Bangkok (Thailand), 22 April 2022 - Once an emerging threat, wildlife and forestry crime today has transformed into one of the largest transnational organized criminal activities in Southeast Asia and the Pacific, generating an estimated $19.5B USD annually. Of this, the illegal harvesting and trafficking of timber alone is worth approximately $17B USD per year, making it the second-highest value illicit commodity in the region. Unlike other illicit commodities, the illegal trade of wildlife and timber products is often embedded in legitimate trade, making it difficult to detect. It frequently converges with other serious crimes, and is fuelled by corruption, fraud, lax regulation, and poor law enforcement.

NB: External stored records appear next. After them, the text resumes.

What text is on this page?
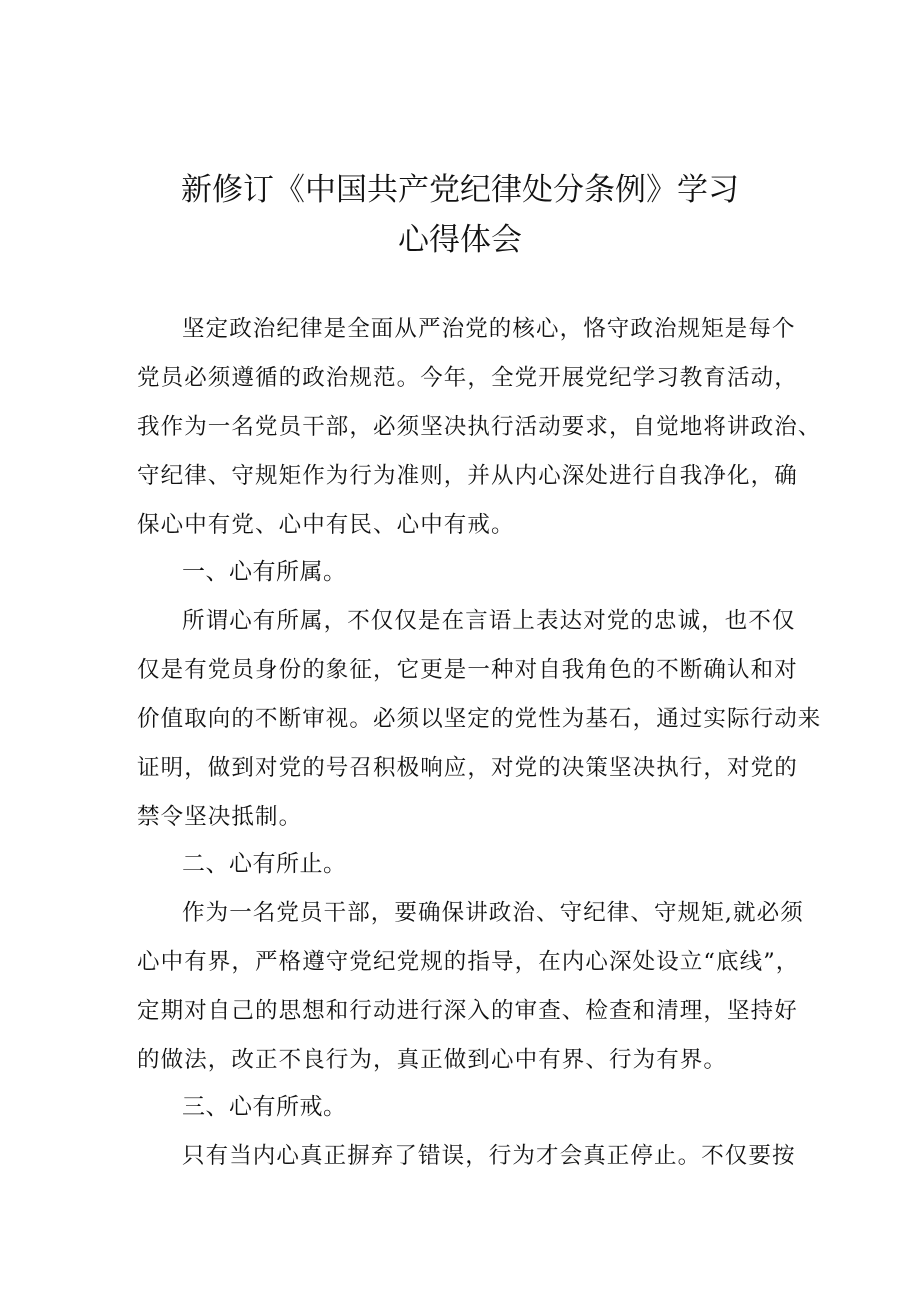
新修订《中国共产党纪律处分条例》学习
心得体会
坚定政治纪律是全面从严治党的核心，恪守政治规矩是每个
党员必须遵循的政治规范。今年，全党开展党纪学习教育活动，
我作为一名党员干部，必须坚决执行活动要求，自觉地将讲政治、
守纪律、守规矩作为行为准则，并从内心深处进行自我净化，确
保心中有党、心中有民、心中有戒。
一、心有所属。
所谓心有所属，不仅仅是在言语上表达对党的忠诚，也不仅
仅是有党员身份的象征，它更是一种对自我角色的不断确认和对
价值取向的不断审视。必须以坚定的党性为基石，通过实际行动来
证明，做到对党的号召积极响应，对党的决策坚决执行，对党的
禁令坚决抵制。
二、心有所止。
作为一名党员干部，要确保讲政治、守纪律、守规矩,就必须
心中有界，严格遵守党纪党规的指导，在内心深处设立“底线”，
定期对自己的思想和行动进行深入的审查、检查和清理，坚持好
的做法，改正不良行为，真正做到心中有界、行为有界。
三、心有所戒。
只有当内心真正摒弃了错误，行为才会真正停止。不仅要按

The forestry sector in Southeast Asia is especially vulnerable to corruption. This can be caused by a multitude of factors, from weak governance of forest resources, unclear forest tenure, corruption in timber supply chains, and the region’s proximity to consumer markets and timber processing industries in China continue to make Southeast Asia’s timber species high-value targets for criminal networks. Penalties for environmental crimes are often weak, and legal frameworks require reform in many jurisdictions in the region. Underpinning it all, high levels of corruption greatly facilitate the illegal trade of wildlife and timber, disabling investigations and prosecutions, and posing a serious threat to national governance.
To address these issues, UNODC, in collaboration with Thailand’s Department of National Parks, Wildlife and Plant Conservation (DNP), and the Ministry of Natural Resources and Environment hosted a Corruption Risk Assessment workshop related to wildlife trafficking on 20-22 April 2022. This training gathered 31 participants from the DNP and relevant law enforcement agencies including the National Anti-Corruption Commission (NACC), the Natural Resources and Environmental Crime Suppression Division of the Royal Thai Police, Customs Department, Office of the Attorney General, Royal Forest Department, Department of Special Investigation, and Office of Public Sector Anti-Corruption Commission.
Some highlights of the workshop were a presentation of the study: “Corruption Risks in the Wildlife Management Sector in Thailand,” which provided an overview of corruption as related to wildlife trafficking and a presentation on “Global Efforts to Combat Corruption in Wildlife matters related to CITES.”
Law enforcement agencies such as the NACC, DNP, Customs Department and the Royal Thai Police also presented existing measures and assessment tools for tackling corruption, prior to the workshop participants engaging in a risk identification process through group discussion. During the Corruption Risk Assessment, the participants analysed the risks for corruption in the wildlife sector in Thailand and produced corresponding evaluations.
The training was organized in close partnership with the Thailand DNP, who helped to promote the workshop by recruiting the participants as well as liaising with government counterparts for their participation.
This training was part of activities funded by the Ministry of Justice of Government of the Republic of Korea.